CHEMISTRY COMMUNITY

So I struggled to do problem 13.1 until I finally got an answer, and I tried self testing myself with problem 13.2. However, I am not sure what to do.

The problem reads: The following redox reaction is used to prepare orthotelluric acid:
Te(s)+ClO3-(aq)+H2O---->H6TeO6(aq)+Cl2(g)
a)Identify the elements undergoing changes in oxidation state and indicate the initial and final oxidation #s for these elements
b)write and balance reduction/oxidation half-reaction
c)Combine half-reactions to produce a balanced redox reaction

I am not sure about the oxidation # for...(reactants)
ClO3- since Oxygen is -2 and Cl is -1 (the molecule is unstable)
H2O is 0
Te is 0

then (products) Cl2(g) is -2 and I am not sure if H6TeO6(aq) is -12?? or -6?

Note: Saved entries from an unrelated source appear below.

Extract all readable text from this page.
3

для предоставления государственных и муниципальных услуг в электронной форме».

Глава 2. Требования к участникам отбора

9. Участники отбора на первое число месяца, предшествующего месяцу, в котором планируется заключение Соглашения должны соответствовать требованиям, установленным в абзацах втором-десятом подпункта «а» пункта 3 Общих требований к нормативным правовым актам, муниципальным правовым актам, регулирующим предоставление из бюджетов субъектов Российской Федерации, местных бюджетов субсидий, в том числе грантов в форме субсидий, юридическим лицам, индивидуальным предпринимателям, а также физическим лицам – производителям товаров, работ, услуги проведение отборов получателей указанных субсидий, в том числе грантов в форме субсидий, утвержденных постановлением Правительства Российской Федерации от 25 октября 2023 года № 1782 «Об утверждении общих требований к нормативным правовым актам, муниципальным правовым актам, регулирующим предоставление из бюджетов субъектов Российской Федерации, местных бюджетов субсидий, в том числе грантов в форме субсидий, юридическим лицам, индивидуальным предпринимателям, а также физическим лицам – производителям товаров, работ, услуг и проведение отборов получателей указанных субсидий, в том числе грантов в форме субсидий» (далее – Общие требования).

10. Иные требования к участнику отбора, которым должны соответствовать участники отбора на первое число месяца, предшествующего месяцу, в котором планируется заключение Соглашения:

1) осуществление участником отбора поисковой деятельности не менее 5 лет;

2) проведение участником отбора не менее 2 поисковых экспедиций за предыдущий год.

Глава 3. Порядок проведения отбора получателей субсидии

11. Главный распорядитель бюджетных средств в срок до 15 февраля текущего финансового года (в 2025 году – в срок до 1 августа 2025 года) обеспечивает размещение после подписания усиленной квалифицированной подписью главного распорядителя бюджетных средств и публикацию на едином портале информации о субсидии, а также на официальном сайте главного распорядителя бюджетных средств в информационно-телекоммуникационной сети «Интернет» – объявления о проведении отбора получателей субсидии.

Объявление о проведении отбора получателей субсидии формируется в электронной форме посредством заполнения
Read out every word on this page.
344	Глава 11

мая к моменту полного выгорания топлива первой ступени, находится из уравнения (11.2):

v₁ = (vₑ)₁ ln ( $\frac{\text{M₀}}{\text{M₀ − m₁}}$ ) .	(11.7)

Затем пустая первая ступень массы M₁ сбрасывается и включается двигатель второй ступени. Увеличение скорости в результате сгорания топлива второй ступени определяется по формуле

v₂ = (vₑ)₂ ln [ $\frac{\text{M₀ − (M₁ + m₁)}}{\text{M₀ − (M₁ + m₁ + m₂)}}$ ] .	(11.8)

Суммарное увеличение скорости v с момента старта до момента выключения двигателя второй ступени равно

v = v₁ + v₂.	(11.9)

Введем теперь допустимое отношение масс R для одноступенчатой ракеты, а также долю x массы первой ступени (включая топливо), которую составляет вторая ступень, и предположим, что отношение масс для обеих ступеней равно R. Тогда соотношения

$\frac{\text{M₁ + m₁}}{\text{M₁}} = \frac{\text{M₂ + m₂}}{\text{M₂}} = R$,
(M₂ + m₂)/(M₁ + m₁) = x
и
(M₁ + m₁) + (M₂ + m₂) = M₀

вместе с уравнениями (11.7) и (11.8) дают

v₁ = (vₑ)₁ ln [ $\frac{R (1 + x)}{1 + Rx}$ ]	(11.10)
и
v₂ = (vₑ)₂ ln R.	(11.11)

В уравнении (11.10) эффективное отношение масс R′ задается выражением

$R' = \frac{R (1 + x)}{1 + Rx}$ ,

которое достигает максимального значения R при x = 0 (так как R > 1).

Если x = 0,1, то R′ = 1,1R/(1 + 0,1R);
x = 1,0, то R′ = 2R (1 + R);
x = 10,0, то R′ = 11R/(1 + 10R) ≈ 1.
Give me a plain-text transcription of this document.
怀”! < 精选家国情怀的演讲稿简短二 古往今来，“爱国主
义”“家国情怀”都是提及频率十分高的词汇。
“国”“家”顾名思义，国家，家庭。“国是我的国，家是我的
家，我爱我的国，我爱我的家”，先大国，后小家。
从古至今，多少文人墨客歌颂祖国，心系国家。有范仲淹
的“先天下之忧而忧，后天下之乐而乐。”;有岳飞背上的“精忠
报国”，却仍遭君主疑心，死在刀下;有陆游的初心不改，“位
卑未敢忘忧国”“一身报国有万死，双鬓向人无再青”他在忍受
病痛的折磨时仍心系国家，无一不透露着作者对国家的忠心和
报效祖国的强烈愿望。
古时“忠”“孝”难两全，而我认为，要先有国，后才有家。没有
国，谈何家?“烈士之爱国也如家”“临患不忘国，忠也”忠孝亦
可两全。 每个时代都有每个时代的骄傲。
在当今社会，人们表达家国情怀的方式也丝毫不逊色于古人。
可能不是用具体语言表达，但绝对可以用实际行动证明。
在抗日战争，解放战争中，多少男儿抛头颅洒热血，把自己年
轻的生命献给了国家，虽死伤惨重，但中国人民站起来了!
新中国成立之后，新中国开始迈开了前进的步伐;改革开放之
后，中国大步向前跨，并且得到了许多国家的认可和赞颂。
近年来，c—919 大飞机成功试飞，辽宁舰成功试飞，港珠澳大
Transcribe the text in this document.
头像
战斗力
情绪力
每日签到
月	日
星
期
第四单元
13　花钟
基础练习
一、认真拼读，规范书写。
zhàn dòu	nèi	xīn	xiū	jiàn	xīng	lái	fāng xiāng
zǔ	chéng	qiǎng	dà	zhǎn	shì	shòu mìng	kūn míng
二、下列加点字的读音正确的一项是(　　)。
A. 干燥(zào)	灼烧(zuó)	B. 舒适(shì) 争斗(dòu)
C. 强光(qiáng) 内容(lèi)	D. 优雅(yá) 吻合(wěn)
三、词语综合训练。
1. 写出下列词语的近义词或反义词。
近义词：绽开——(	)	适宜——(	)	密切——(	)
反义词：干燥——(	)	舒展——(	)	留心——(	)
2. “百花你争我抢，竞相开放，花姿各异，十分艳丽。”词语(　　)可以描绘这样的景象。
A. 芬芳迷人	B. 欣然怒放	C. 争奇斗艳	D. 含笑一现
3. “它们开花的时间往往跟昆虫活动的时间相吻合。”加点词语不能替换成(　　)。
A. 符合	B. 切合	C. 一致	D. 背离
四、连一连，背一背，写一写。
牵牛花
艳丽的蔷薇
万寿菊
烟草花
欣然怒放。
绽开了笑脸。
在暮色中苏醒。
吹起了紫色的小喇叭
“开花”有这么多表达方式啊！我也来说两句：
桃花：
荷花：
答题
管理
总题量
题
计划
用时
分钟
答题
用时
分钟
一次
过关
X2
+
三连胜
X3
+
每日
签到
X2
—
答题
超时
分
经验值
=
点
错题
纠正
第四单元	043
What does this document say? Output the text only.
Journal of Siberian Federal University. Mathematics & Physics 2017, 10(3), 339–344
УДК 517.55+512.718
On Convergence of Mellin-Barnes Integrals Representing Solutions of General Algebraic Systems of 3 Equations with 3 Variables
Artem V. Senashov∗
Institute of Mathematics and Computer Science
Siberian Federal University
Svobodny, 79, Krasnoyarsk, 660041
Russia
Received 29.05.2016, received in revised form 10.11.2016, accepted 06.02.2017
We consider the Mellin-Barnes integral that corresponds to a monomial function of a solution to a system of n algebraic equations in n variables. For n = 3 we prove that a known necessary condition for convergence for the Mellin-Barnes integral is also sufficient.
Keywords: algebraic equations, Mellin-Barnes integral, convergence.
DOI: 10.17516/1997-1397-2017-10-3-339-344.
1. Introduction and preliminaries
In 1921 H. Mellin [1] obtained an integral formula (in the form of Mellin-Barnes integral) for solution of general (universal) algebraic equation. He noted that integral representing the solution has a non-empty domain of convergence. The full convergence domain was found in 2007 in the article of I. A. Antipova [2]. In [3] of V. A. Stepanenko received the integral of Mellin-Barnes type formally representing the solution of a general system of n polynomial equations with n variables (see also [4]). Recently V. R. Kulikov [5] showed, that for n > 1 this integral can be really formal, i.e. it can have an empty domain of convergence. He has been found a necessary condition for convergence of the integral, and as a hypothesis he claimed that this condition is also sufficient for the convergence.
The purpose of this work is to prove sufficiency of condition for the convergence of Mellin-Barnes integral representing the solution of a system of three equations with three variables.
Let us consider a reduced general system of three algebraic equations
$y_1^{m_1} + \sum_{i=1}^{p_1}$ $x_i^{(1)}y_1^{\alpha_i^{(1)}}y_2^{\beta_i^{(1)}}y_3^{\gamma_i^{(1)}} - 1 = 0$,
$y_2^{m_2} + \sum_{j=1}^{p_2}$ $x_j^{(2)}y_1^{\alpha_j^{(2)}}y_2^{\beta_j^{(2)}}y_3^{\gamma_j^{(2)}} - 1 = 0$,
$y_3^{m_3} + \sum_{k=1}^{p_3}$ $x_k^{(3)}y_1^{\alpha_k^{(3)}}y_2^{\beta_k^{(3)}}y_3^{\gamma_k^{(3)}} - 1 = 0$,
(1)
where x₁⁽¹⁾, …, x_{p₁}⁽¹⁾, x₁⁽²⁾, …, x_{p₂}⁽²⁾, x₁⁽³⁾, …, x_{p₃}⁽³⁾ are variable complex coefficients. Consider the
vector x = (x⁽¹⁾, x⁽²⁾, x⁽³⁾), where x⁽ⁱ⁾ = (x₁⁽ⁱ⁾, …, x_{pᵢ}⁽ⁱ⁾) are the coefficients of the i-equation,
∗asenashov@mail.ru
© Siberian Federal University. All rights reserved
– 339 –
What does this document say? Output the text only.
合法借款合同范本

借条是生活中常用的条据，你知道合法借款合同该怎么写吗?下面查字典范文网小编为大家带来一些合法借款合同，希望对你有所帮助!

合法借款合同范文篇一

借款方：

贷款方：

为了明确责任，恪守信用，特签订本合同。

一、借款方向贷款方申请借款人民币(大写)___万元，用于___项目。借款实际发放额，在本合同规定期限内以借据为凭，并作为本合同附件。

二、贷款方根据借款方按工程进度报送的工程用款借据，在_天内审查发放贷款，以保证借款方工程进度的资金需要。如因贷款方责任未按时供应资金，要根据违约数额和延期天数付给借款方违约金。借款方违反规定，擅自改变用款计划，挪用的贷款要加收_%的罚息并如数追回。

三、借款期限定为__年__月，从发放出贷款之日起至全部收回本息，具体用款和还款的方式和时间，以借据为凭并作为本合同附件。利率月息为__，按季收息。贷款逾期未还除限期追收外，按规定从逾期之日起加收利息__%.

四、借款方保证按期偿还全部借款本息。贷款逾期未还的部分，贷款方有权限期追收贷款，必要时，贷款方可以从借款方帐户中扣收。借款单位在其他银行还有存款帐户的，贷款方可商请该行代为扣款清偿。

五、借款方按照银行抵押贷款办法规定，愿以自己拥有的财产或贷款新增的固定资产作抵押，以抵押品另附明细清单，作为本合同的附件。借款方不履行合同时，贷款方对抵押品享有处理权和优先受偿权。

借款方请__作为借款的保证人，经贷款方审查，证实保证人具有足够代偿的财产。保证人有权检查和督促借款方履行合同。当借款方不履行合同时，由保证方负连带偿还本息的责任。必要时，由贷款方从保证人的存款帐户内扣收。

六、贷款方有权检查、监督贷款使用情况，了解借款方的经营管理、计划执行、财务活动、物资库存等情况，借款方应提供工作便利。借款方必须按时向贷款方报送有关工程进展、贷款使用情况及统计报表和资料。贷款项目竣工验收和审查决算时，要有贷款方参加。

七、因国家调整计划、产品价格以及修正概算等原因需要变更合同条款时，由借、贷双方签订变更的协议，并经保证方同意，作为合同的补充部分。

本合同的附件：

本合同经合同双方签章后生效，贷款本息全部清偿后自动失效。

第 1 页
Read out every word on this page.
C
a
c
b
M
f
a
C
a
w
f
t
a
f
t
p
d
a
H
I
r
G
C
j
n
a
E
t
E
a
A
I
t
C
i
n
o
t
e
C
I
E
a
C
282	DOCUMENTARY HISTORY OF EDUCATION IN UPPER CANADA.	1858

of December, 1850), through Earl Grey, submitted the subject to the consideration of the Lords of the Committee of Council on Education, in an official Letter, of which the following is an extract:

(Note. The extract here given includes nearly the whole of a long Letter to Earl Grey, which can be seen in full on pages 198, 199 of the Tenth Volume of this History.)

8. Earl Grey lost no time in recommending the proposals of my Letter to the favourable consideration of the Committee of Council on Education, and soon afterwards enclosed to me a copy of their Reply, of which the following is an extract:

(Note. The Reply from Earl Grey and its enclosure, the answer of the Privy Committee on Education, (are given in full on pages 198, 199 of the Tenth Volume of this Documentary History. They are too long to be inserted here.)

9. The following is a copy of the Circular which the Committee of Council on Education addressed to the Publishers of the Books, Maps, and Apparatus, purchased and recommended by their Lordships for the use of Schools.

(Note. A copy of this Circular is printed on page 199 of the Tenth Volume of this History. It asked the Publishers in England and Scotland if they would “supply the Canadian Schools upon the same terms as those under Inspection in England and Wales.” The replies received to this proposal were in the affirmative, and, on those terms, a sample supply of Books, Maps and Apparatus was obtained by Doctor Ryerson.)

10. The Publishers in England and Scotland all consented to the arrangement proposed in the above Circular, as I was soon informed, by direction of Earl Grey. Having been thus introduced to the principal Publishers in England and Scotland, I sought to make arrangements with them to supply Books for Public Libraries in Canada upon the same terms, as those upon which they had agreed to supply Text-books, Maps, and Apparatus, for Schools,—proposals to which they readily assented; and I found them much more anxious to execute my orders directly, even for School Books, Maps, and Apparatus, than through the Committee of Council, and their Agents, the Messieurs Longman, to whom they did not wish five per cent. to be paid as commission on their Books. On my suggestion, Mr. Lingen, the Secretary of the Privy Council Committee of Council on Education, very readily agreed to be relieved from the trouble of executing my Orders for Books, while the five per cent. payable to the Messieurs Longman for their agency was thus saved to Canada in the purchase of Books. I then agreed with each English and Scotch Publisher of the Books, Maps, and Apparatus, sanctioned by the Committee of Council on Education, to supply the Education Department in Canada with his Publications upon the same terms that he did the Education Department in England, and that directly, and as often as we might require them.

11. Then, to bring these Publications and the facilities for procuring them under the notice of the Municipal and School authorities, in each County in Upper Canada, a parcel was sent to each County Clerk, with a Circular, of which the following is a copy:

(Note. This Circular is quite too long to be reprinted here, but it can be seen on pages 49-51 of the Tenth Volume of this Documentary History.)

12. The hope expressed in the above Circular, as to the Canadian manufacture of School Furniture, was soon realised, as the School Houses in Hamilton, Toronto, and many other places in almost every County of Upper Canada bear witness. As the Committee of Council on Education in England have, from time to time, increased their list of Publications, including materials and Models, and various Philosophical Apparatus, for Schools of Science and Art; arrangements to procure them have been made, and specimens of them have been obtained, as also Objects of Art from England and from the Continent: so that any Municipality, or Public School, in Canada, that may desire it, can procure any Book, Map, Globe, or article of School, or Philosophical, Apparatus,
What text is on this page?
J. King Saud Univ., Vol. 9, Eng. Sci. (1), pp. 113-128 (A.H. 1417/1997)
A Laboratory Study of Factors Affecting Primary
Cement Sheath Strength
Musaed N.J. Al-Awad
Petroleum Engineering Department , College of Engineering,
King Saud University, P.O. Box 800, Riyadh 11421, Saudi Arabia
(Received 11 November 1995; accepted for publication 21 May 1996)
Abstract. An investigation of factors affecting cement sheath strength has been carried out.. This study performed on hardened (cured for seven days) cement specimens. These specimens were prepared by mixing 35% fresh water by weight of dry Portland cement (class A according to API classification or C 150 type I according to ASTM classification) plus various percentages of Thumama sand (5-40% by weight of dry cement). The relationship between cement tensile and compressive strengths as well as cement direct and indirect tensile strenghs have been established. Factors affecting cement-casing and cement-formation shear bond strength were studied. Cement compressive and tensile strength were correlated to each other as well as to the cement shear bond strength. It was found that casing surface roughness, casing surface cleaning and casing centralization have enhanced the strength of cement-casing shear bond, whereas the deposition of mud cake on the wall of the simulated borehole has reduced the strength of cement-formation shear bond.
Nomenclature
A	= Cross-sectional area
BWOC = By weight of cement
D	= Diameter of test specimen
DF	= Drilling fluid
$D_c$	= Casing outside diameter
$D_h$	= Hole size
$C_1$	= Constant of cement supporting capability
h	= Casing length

I also tried balancing it, but everything is separated so how can I get two half-reactions for reduction and oxidation?

Please help? Unless, you feel that this problem is not "homework," then I understand.
thanks :D

For part a) you figure out the individual charges for i) Te as Te --> H₆TeO and ii)Cl as ClO₃^- --> Cl₂.

For i) Te = 0 charge since there is no stated charge in the equation. H₆TeO will have to be broken down in order
to find the individual charge for Te.
H₆ = 6(+1)=+6
Te= ?
O₆= 6(-2)=-12
The overall charge for H₆TeO is 0 so the charge of Te must cancel out the charge of -6 brought from the H₆
and O₆; Therefore, Te must be +6. So we can conclude that Te is being oxidized from a 0 charge to a +6 charge.

For ii) ClO₃^- must also be broken down to find the individual charge for Cl. We know that
O₃= 3(-2) = -6
and that the overall charge of ClO₃^- is -1, so Cl must have a +5 charge in order to give the whole
molecule a charge of -1.
Cl₂= 0 because there is no stated charge in the equation; therefore, we can conclude that Cl is being reduced
from +5 to 0.

I am working on part b right now, so I will post the explanation in a couple of minutes.

for part b) we write the oxidation half-reaction (we established from part a that Te is being oxidized so we will write the half reaction for it)

1. Write down the half reaction
Te --> H₆TeO₆

2. balance all elements except for hydrogen and oxygen
Te is already balanced

3. balance oxygen by adding H2O
6H₂O + Te --> H₆TeO₆

4. Balance hydrogen by adding H+
6H₂O + Te --> H₆TeO₆ + 6H⁺

5. Balance charges by adding e-
Left hand side =0 charge. Right hand side =6+ charge (Balance by adding 6e^- to the right hand side)
6H₂O + Te --> H₆TeO₆ + 6H⁺ + 6e^-

Hope this helps. If you follow these same steps you can balance the reduction half-reaction as well.